Gimp today reminded me why I haven’t tried to use it much. First, in PS, I used a 24 patch colour chart converted to linear rec 2020. Then I opened a reference image converted to linear rec 2020, and generated a 256 colour palette. I then replaced the colour of each square in the chart with its closest match from the palette, and saved both as png. Opened both in gimp and converted to linear rec 2020 profile. But when I tried to paste one as layer on top the other, the top layer was completely washed out (it didn’t look that way in its own tab). But it wouldn’t have mattered anyway. The Gmic-Qt plugin isn’t available on mac. I found a github source to download gmic-qt plugin for mac, put it in the gimp folder, re-opened gimp, and it now showed up in filters list, but while clicking it made the icon pop up in dock, nothing actually opened.

So I ditched gimp (I will be able to retry in the not too distant future when I get Linux) and found another way to calculate the difference between the two files (3dlutcreator). I then applied this lut to some test images. The results were ok, in the right direction, but not perfect. So what’s the problem? There are two. 1) The colour chart is limited to 24 squares. 2) Mapping one square from the palette to one square on the colour chart is arbitrary. Whose to say which square it should be matched to? I chose the one that was closest, but it is still a random choice. Sometimes the saturation was increasing, sometimes decreasing, how was I to know whether that particular square should increase or decrease? All I could do was pick the closest. This is why I said above the best system would have the RGB value in palette = the same RGB colour in the haldclut. Leave that one as is, and change the rest. That way it isn’t arbitrary. It’s an exact match. Then the only colours you’d have to change are the ones you don’t have data for (that is, the ones outside the palette/image). That’s the real question here - what to do with the rgb values in haldclut you have no data for? I provided one solution (in idea), which is to blend gradients between rgb values in the palette you do have data for. @agriggio may have provided the maths to that, or may have provided an alternate solution (I’m not sure which). Another alternate solution would be not to blend colours - which would generate new hues not in the original image/palette (eg. if you started with two colours, red and blue, you would now have three, magenta) - but to shift all hue not in palette/image to hues that are. Another solution might be to desaturate all colours not in the palette. It might be that any of the above are viable solutions, pending taste.

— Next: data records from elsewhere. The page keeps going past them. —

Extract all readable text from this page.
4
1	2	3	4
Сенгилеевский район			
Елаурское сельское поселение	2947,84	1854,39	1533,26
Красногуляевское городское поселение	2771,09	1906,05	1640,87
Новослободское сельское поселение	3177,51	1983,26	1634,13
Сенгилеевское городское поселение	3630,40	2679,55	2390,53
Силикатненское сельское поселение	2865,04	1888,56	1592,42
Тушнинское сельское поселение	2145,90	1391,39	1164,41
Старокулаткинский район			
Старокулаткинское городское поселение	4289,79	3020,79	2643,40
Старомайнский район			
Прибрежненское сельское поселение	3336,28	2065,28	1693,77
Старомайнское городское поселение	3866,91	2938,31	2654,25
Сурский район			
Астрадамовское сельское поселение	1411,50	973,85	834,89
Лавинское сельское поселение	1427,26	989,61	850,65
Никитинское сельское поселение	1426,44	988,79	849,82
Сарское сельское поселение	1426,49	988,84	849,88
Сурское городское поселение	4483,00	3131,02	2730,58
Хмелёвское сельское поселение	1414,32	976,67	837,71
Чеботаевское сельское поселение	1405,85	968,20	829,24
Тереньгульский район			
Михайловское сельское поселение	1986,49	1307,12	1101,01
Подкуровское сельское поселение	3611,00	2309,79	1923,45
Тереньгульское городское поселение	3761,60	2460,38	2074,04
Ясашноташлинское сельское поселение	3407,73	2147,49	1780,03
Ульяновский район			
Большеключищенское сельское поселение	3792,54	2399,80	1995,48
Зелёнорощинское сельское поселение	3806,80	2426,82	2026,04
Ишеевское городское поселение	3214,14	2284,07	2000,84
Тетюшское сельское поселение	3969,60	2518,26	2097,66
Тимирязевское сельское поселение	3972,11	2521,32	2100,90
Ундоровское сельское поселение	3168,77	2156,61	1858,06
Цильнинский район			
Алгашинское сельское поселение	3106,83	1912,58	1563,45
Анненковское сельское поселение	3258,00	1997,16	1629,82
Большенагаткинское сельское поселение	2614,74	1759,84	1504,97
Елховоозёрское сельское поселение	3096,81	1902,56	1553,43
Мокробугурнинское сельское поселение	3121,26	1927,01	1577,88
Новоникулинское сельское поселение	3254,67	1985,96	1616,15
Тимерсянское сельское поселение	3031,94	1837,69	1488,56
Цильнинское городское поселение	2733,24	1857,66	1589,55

So with this idea, matching to a colour chart or grid doesn’t work. It is what happens to the colours outside the chart that is important. The grid colours should just equal the palette colours exactly, unless you know whether it is supposed to saturate/desaturate, lighten/darken, that particular colour on the grid - which is the kind of thing you are highly unlikely to know.

Anyway, I am appreciative of the responses. Just trying to explain the concept of what I’m looking for.

No colors doesn’t have to match. You can map a green to an orange, a black to a yellow, etc…
The only constraint is “spatial” : the color correspondences must be defined at the same pixel locations.

But in your example, this would mean green turns orange, and black turns yellow, right? That’s not what I’m trying to achieve. I want green to remain green. Therefore, the colours in palette would have to align spatially to those in chart/grid.